Symbole que l’on peut voir aussi dans le thème même des sorcières. Ces dernières vivent dans le secret au cœur du Pays Basque, célèbrent leurs messes dans des grottes gigantesques. Elles sont explicitement un pouvoir occulte, qui puise sa source dans les origines de l’humanité (leur déesse est une version incarnée de la Vénus de Willendorf). Contre-pouvoir, elles incarnent le côté obscur des croyances, le côté barbare et paillard. Elles sont l’expression d’une religion lointaine, qui a par essence toujours été chtonienne, mystérieuse car cachée.

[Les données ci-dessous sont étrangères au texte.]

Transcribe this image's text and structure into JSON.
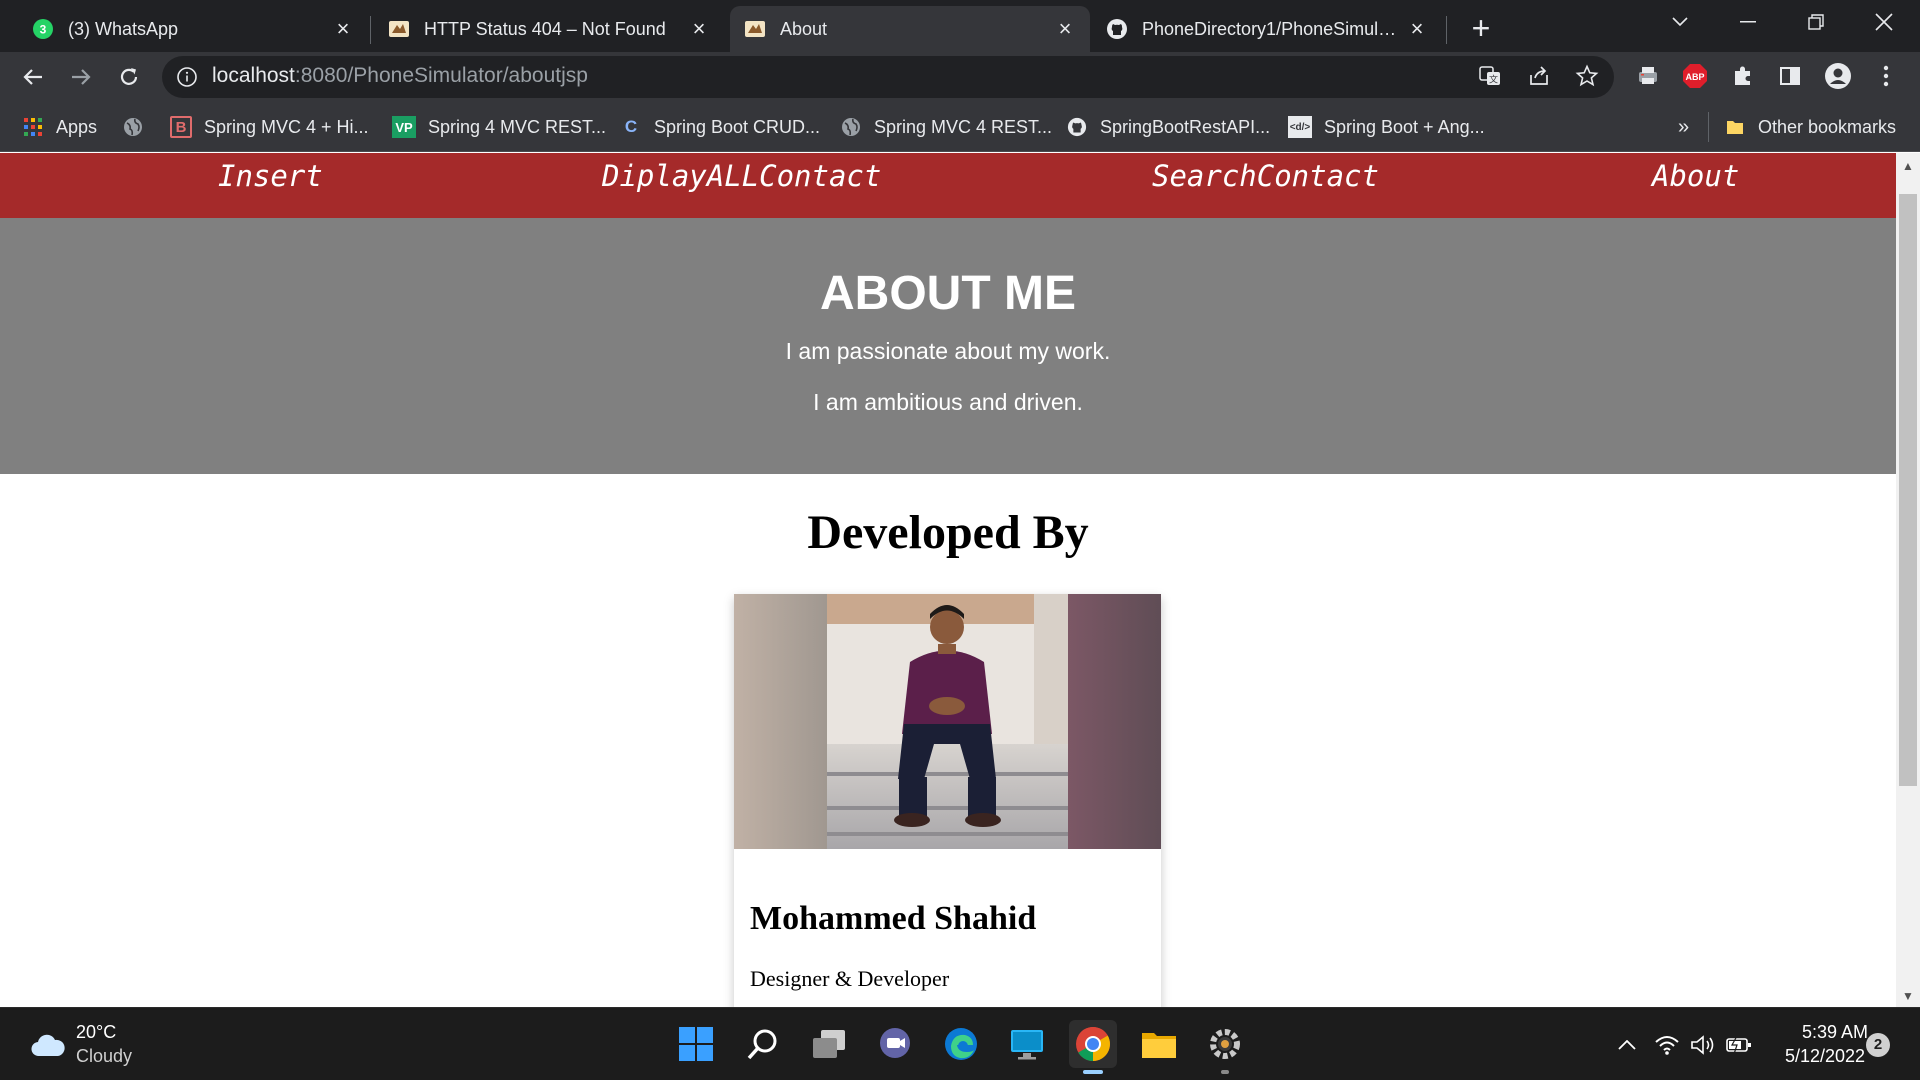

Si l’humanité s’est sans doute un temps parfaitement accommodée de l’existence de ces cultes intrinsèquement féminins terriens conjointement avec ceux masculins dont le domaine était le ciel, le glissement vers une société de plus en plus patriarcale s’est doucement opéré jusqu’à plonger dans l’ombre et dans l’illégalité cette spiritualité.

L’un des tours de force des « Sorcière de Zuggaramurdi » est de parvenir, simplement par l’image et la mise en scène, à traiter de cette dimension. Le générique aussi splendide qu’il est éclatant de sens (et drôle, en plus) traite admirablement de cette prise de pouvoir du masculin sur le féminin et fonde, à lui-seul, aussi bien les rapports hommes-femmes tels que montrés dans le film (je pense en particulier à cette scène dérangeante où un convoyeur drague lourdement une des employées du dépôt d’or), qu’il montre du doigt combien la diabolisation des femmes nous affecte encore directement aujourd’hui.
Aux images des idoles préhistoriques succède le bestiaire antique des monstres féminins, bientôt remplacées par les représentations des sorcières, d’abord menaçantes puis réduites à l’impuissance, liées au bûcher. Puis c’est tout le répertoire de la femme lascive, tentatrice, dangereuse qui s’expose, Mata Hari en tête de gondole, jusqu’aux images des femmes de pouvoir, Angela Merkel et Margareth Thatcher, sur lesquelles le spectateur va alors poser un regard conditionné par les images qui ont précédées.
Et en moins de deux minutes, Alex de la Iglesia brosse plusieurs millénaires de diabolisation du sexe féminin, tout en mettant le spectateur face au conditionnement dont il est l’objet depuis sa naissance.
Si ça c’est pas totalement brillant, je ne sais pas ce que c’est.

Gros film misanthrope, « Les Sorcières de Zuggaramurdi » démontre tout le talent de son auteur, fer de lance d’un cinéma espagnol/hispanique de genre toujours aussi en forme. Parce qu’il attaque son sujet en le regardant droit dans les yeux, Alex de la Iglesia livre une parabole brillante sur tous les plans des rapports entre les sexes. Si son caractère le pousse à les concevoir comme un conflit irréductible, il injecte une telle dose de lui-même dans le métrage qu’il est impossible de s’y tromper : nous sommes bien face à une œuvre très personnelle, assumée comme telle qui se paye le luxe suprême de s’affranchir de sa dimension nombriliste (de la Iglesia a vécu un divorce particulièrement difficile, qui sert donc de point de départ à son film) pour explorer une dynamique qui occupe l’humanité depuis qu’elle existe.